Microwave only 60–90 seconds to soften the center for cutting; do not fully cook. If a potato feels too firm, add 15–20 seconds.
Cook in a single layer and avoid overcrowding. If your basket is small, cook in multiple batches for even crisping.
This Air Fryer Tornado Potatoes recipe makes perfectly juicy, tender, and flavorful steak every time! Serve with potatoes and a side salad for an unforgettable dinner in under 30 minutes.

Microwave whole potatoes for 60–90 seconds to slightly soften them for cutting. Do not fully cook; you want a slight give when pressed.
Insert a kabob skewer lengthwise through the center of each potato so the skewer runs from one end to the other and leaves a bit of handle on each side.
Using a sharp knife, make an angled cut at the edge and rotate the potato to continue the corkscrew cut to the skewer, creating even ringlets.
Gently separate the spiraled rings and pull outwards to create space between layers; shorten skewers if they exceed the air fryer basket size.
Brush the spiral inside and out with olive oil and sprinkle with garlic powder, salt, and pepper, ensuring seasoning reaches crevices.
Place potatoes in a single layer at 400°F and cook 15–18 minutes, checking at 12 minutes to rotate or rearrange if needed; cook in batches as necessary.
Remove using tongs, let cool 2–3 minutes, garnish with parsley if desired, and serve with dips while warm.
Last Step: Please leave a rating and comment letting us know how you liked this recipe! This helps our business to thrive and continue providing free, high-quality recipes for you.
Leave a comment & rating below or tag
@culinya on social media!


A creamy, nostalgic five-ingredient mac and cheese made with pantry staples—ready in under 30 minutes and perfect for weeknights or a simple family gathering.

Tiny, festive donut holes cooked in the air fryer and coated in cinnamon sugar, finished with melted butter and holiday sprinkles for a quick seasonal treat.

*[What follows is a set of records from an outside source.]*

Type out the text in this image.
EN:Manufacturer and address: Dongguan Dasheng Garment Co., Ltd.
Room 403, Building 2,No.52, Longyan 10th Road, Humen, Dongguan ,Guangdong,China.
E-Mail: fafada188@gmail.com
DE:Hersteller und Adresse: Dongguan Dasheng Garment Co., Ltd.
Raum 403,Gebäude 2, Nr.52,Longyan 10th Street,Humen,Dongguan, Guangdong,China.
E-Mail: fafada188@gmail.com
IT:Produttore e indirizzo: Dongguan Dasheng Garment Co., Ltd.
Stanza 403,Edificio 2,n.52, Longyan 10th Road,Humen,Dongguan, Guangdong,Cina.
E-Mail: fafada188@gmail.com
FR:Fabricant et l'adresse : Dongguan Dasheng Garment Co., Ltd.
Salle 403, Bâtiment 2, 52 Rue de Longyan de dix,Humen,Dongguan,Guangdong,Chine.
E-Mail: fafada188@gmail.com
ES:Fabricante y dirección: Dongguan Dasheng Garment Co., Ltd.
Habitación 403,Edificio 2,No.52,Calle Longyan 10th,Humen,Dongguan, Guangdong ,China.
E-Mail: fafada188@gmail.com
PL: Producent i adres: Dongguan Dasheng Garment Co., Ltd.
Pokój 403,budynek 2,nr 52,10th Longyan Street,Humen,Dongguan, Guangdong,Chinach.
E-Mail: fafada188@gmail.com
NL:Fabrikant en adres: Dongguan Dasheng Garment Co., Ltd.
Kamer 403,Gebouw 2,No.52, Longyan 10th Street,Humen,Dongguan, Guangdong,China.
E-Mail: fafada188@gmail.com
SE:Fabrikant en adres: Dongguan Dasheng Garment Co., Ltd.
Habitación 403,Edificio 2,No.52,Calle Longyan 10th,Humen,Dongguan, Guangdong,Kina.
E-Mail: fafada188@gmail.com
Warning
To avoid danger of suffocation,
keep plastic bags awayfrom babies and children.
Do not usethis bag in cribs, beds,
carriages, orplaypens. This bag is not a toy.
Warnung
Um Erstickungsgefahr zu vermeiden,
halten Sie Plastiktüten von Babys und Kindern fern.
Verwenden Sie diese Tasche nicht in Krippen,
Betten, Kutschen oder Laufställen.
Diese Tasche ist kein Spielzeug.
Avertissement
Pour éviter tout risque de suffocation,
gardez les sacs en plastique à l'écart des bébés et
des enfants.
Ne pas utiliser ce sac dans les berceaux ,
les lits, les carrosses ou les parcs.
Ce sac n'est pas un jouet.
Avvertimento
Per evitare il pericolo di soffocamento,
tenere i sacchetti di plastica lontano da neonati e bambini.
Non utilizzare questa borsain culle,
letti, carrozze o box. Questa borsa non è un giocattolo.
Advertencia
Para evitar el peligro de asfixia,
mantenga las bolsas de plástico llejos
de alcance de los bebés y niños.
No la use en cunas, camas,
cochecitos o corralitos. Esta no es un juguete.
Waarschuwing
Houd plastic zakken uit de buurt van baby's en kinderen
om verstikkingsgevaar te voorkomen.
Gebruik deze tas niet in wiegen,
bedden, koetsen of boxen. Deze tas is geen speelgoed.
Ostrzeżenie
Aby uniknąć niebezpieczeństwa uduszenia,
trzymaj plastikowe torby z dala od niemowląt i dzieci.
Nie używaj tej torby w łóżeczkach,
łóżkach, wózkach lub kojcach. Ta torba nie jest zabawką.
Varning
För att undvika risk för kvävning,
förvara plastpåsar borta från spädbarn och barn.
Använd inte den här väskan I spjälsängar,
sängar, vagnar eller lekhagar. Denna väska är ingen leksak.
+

Golden, crunchy wings coated in a savory parmesan crust — all made quickly in the air fryer for a fuss-free, crowd-pleasing snack or main.

Leave a comment & rating below or tag @culinya on social media!
Enjoyed this recipe? Share it with friends and family, and don't forget to leave a review!
This recipe looks amazing! Can't wait to try it.
Comments are stored locally in your browser. Server comments are displayed alongside your local comments.

Join to receive our email series which contains a round-up of some of our quick and easy family favorite recipes.